I also think the armorphous idea of "fun" can be 'metric'ed" to some degree.
What is "fun" in a game? Can fun be measured? I think it can be measured as the amount of engagement in the game. A game activity should have engagement as much as possible, and it should provide a decent range of win/loss conditions, based on how much you engage. Something is "easy" if merely engagement itself is guaranteed to win, whereas something is "hard" if you need engagement plus additional win conditions to ensure victory. Optimized fun is any state which maximizes engagement, in the sense that you feel like what you did mattered. If something doesn't require engagement at all to win, it's not a game.
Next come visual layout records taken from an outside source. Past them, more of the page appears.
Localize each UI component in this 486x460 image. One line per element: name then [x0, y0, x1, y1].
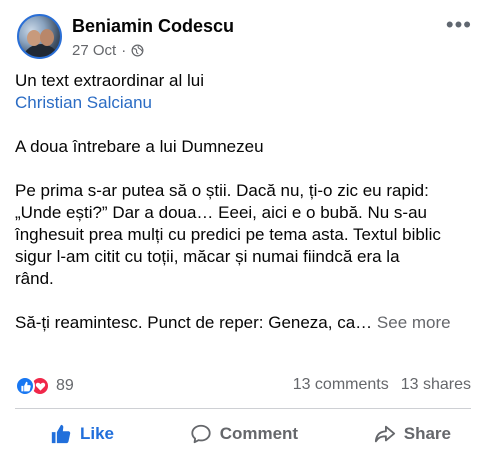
- more-icon[interactable]: •••: [446, 14, 472, 36]
- body-line: rând.: [15, 269, 54, 288]
- comment-label: Comment: [219, 424, 299, 443]
- body-line: sigur l-am citit cu toții, măcar și numa…: [15, 247, 400, 266]
- action-bar: Like Comment Share: [15, 412, 471, 456]
- body-line: înghesuit prea mulți cu predici pe tema …: [15, 225, 441, 244]
- share-button[interactable]: Share: [354, 414, 471, 454]
- reaction-count: 89: [56, 377, 74, 394]
- engagement-counts: 13 comments 13 shares: [293, 376, 471, 394]
- author-name[interactable]: Beniamin Codescu: [72, 16, 234, 37]
- like-reaction-icon: [15, 376, 35, 396]
- divider: [15, 408, 471, 409]
- avatar[interactable]: [17, 14, 62, 59]
- post-meta: 27 Oct ·: [72, 42, 144, 59]
- post-header: Beniamin Codescu 27 Oct · •••: [17, 14, 472, 64]
- comment-button[interactable]: Comment: [170, 414, 318, 454]
- globe-icon[interactable]: [131, 44, 144, 57]
- facebook-post: Beniamin Codescu 27 Oct · ••• Un text ex…: [0, 0, 486, 460]
- comments-count[interactable]: 13 comments: [293, 376, 389, 394]
- intro-line: Un text extraordinar al lui: [15, 71, 204, 90]
- heading-line: A doua întrebare a lui Dumnezeu: [15, 137, 264, 156]
- mention-link[interactable]: Christian Salcianu: [15, 93, 152, 112]
- thumbs-up-icon: [51, 424, 71, 444]
- see-more-link[interactable]: See more: [377, 313, 451, 332]
- share-icon: [374, 425, 395, 443]
- like-button[interactable]: Like: [15, 414, 134, 454]
- post-text: Un text extraordinar al lui Christian Sa…: [15, 70, 475, 334]
- meta-separator: ·: [121, 42, 127, 59]
- like-label: Like: [80, 424, 115, 443]
- post-date[interactable]: 27 Oct: [72, 42, 116, 59]
- body-line: „Unde ești?” Dar a doua… Eeei, aici e o …: [15, 203, 428, 222]
- comment-icon: [191, 424, 211, 444]
- last-line: Să-ți reamintesc. Punct de reper: Geneza…: [15, 313, 373, 332]
- body-line: Pe prima s-ar putea să o știi. Dacă nu, …: [15, 181, 429, 200]
- post-stats: 89 13 comments 13 shares: [15, 376, 471, 400]
- reactions-summary[interactable]: 89: [15, 376, 74, 396]
- share-label: Share: [403, 424, 451, 443]
- shares-count[interactable]: 13 shares: [401, 376, 471, 394]
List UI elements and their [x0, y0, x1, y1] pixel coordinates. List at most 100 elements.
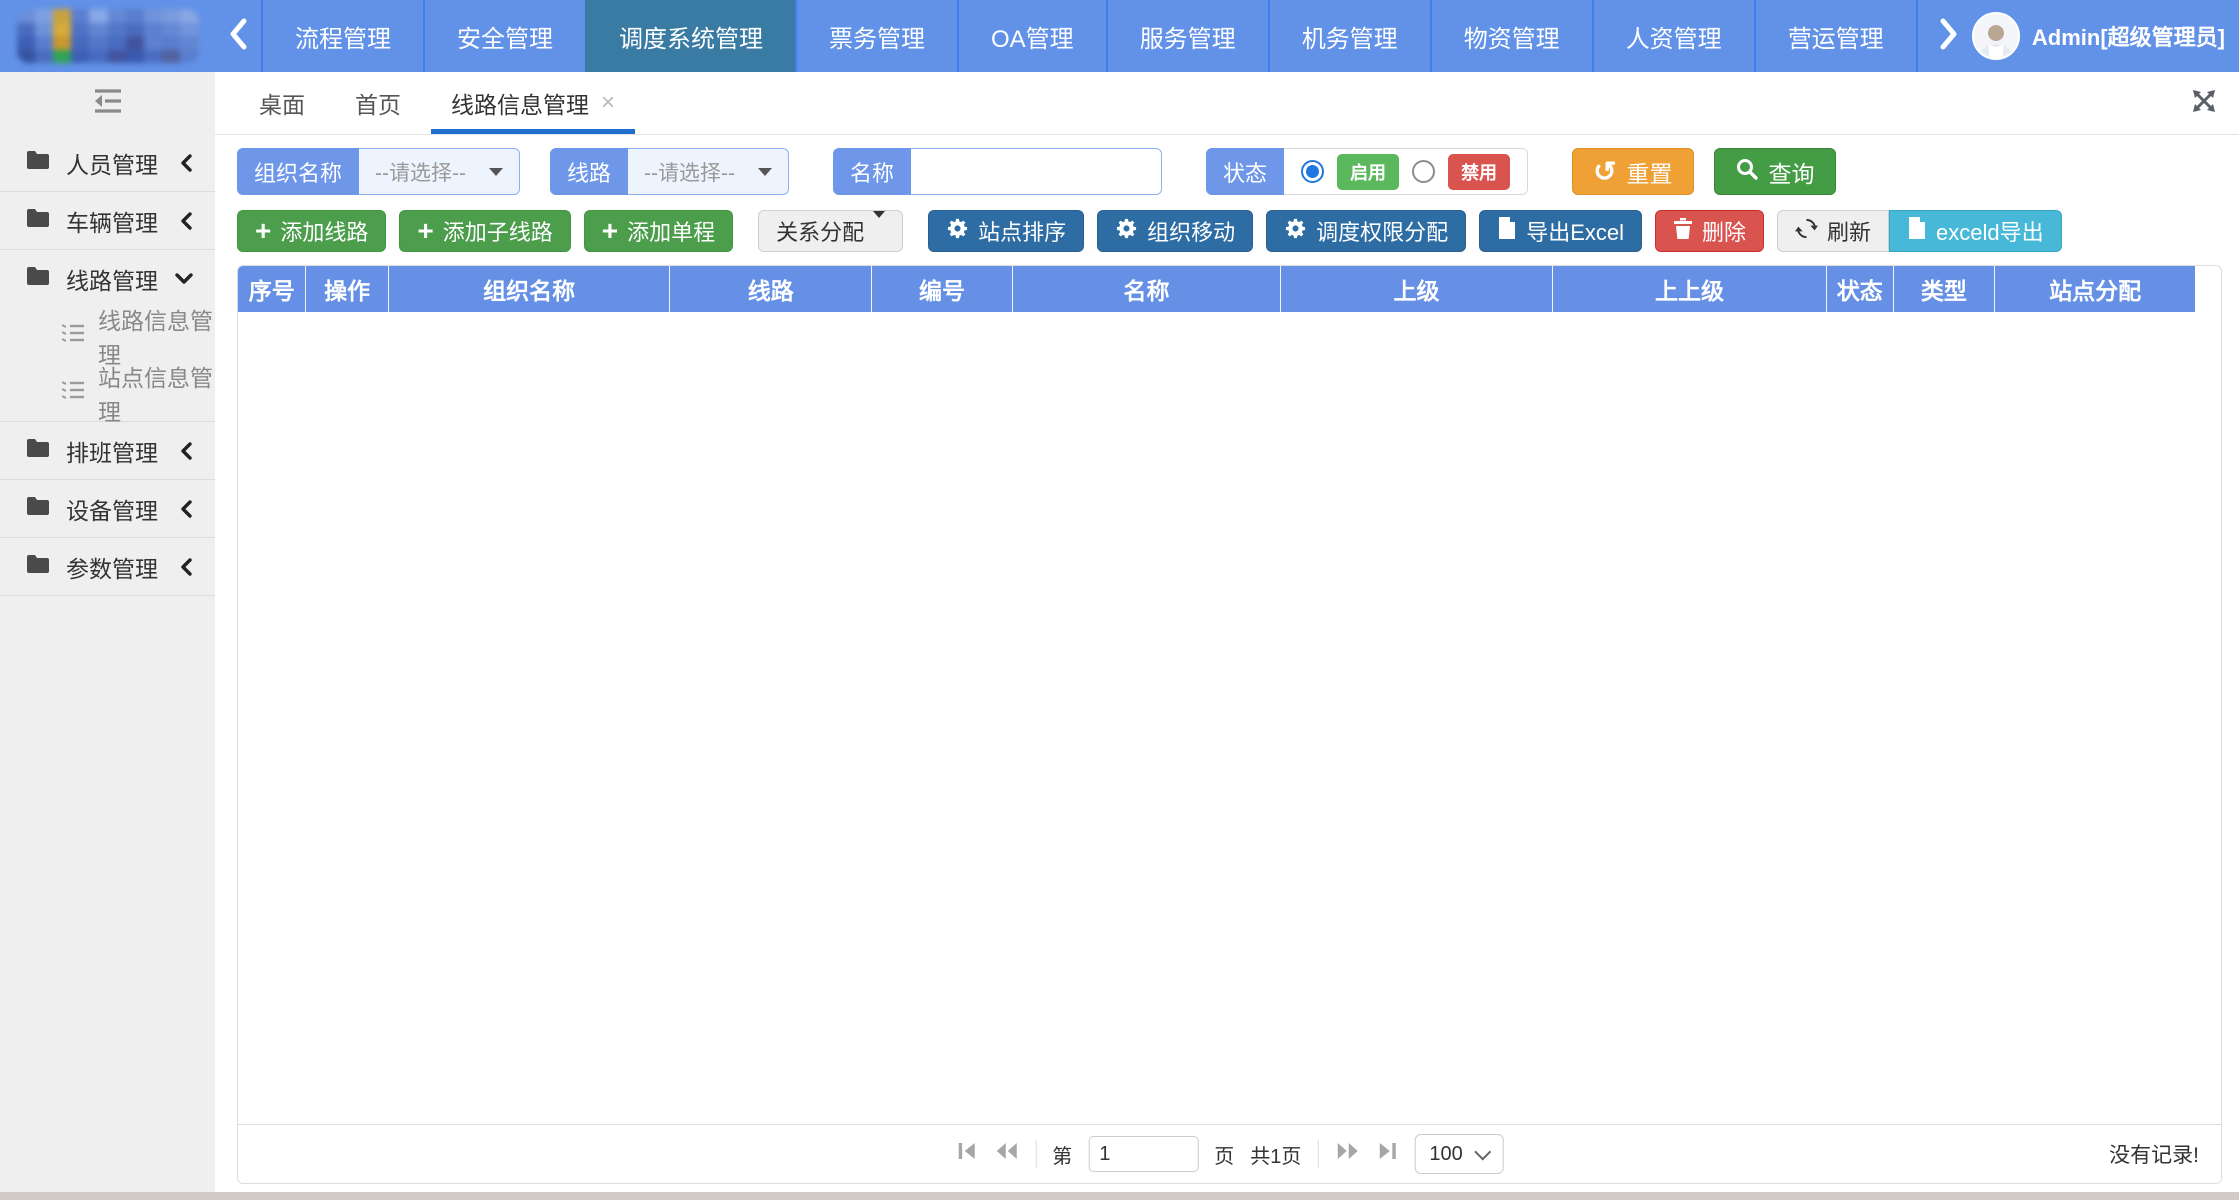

e.g. if you're jumping over a pit in a side-scroller, then that's engagement, and the level of fun is dependent on things such as how quickly you jump and whether you can "glide" the controls in the air. the level of difficulty is dependent on such things as how accurate you need to be when you take off, and whether you need to be able to control the thing in the air, and if so, how sensitive it is. If you're guaranteed to make the jump no matter what, it's (not) so "fun", if you lose control for too long (e.g. the jump is too slow) that's not fun either, or if it's too difficult and fiddly then that becomes less fun as well. So you can in fact produce metrics for all those things.
e.g. something is not fun if you don't need to engage enough, or you need to engage too much to win. There should be a good sense that your options of how you engaged lead to the victory or loss condition. So in terms of this physics game, it's tuning the controls to jump a car over a ravine, and the car is a sci-fi one with some glide control from spoilers/wings. I believe we can in fact tune how "fun" that activity is via machine learning (I was using AI as the broad term, because it can really be by any means). e.g. how much is success or failure dependent on the specific controls you press. That can be tuned for directly.